Ultimately, this possibility was a risk that I was willing to accept to maintain strong rapport with my clients.
I chose to share because I can’t imagine having a client ask me about why I was gone for two weeks, then respond by telling them I’m not going to answer and proceed to ask them personal questions. It felt callous to me, and I didn’t want to take that approach.
Letting my clients in on my grief
My clients expressed sympathy, as well as gratitude that I had let them in.
Holding the space for those who are grieving is powerful.
I allowed my clients a piece of my vulnerability, and it showed them that I viewed them as important enough in my life to have that piece.
Losing a parent at a younger age is like being a part of a club that no one wants membership in.
My clients who have lost a parent viewed me as someone who “gets it.” We then became members of this awful club together. I do comprehend that pain more now than just a textbook, superficial level. When I respond to them by saying, “I understand,” they know I’m sincere.

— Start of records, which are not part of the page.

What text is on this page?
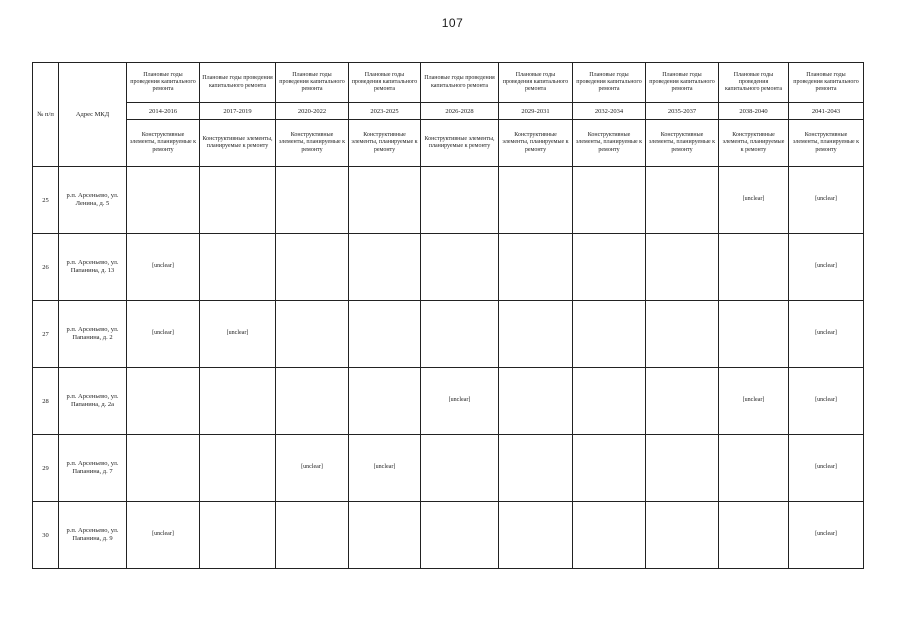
107
№ п/п	Адрес МКД	Плановые годы проведения капитального ремонта	Плановые годы проведения капитального ремонта	Плановые годы проведения капитального ремонта	Плановые годы проведения капитального ремонта	Плановые годы проведения капитального ремонта	Плановые годы проведения капитального ремонта	Плановые годы проведения капитального ремонта	Плановые годы проведения капитального ремонта	Плановые годы проведения капитального ремонта	Плановые годы проведения капитального ремонта
		2014-2016	2017-2019	2020-2022	2023-2025	2026-2028	2029-2031	2032-2034	2035-2037	2038-2040	2041-2043
		Конструктивные элементы, планируемые к ремонту	Конструктивные элементы, планируемые к ремонту	Конструктивные элементы, планируемые к ремонту	Конструктивные элементы, планируемые к ремонту	Конструктивные элементы, планируемые к ремонту	Конструктивные элементы, планируемые к ремонту	Конструктивные элементы, планируемые к ремонту	Конструктивные элементы, планируемые к ремонту	Конструктивные элементы, планируемые к ремонту	Конструктивные элементы, планируемые к ремонту
25	р.п. Арсеньево, ул. Ленина, д. 5									[unclear]	[unclear]
26	р.п. Арсеньево, ул. Папанина, д. 13	[unclear]									[unclear]
27	р.п. Арсеньево, ул. Папанина, д. 2	[unclear]	[unclear]								[unclear]
28	р.п. Арсеньево, ул. Папанина, д. 2а					[unclear]				[unclear]	[unclear]
29	р.п. Арсеньево, ул. Папанина, д. 7			[unclear]	[unclear]						[unclear]
30	р.п. Арсеньево, ул. Папанина, д. 9	[unclear]									[unclear]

Not only did I let my clients in, but I let my colleagues in as well. To pretend that I was fine when I was aching inside just didn’t seem right to me. I thought it would make me feel like a liar and that I was putting on a mask.
With the heaviness of grief, the additional weight of wearing that mask just seemed to be too much to carry. I knew that I was modeling to my colleagues that it’s okay to feel when we are hurting. I wanted my colleagues to see that they could be protected from the feeling that I had when I was told my grief “didn’t count.”
Feeling my pain—but not suffering
Along with sharing, I let others help.
My colleagues offered support and I accepted it. I let them provide clinical coverage, follow up on billing questions, respond to referral sources, and more. I’ve become more self-aware over the years, which in part includes knowing my own limits.
I knew that I didn’t have enough emotional energy for all the tasks associated with running a private practice. We tell our clients that it’s okay to reach out for help from people in their lives.
Connecting back to our power dynamics, if I encourage my clients to do something, I should be expected to do the same—otherwise I’m sending the message that I’m above leaning on others for help.
Buddhist philosophy tells us “Pain is inevitable. Suffering is not.”
I know that I can feel the pain but by allowing others into my experience, I don’t have to suffer.
My grief journey has been bittersweet. While I’m heartbroken as to how I arrived at my membership in this awful club—I recognize that I’ve strengthened my skills as a therapist, too.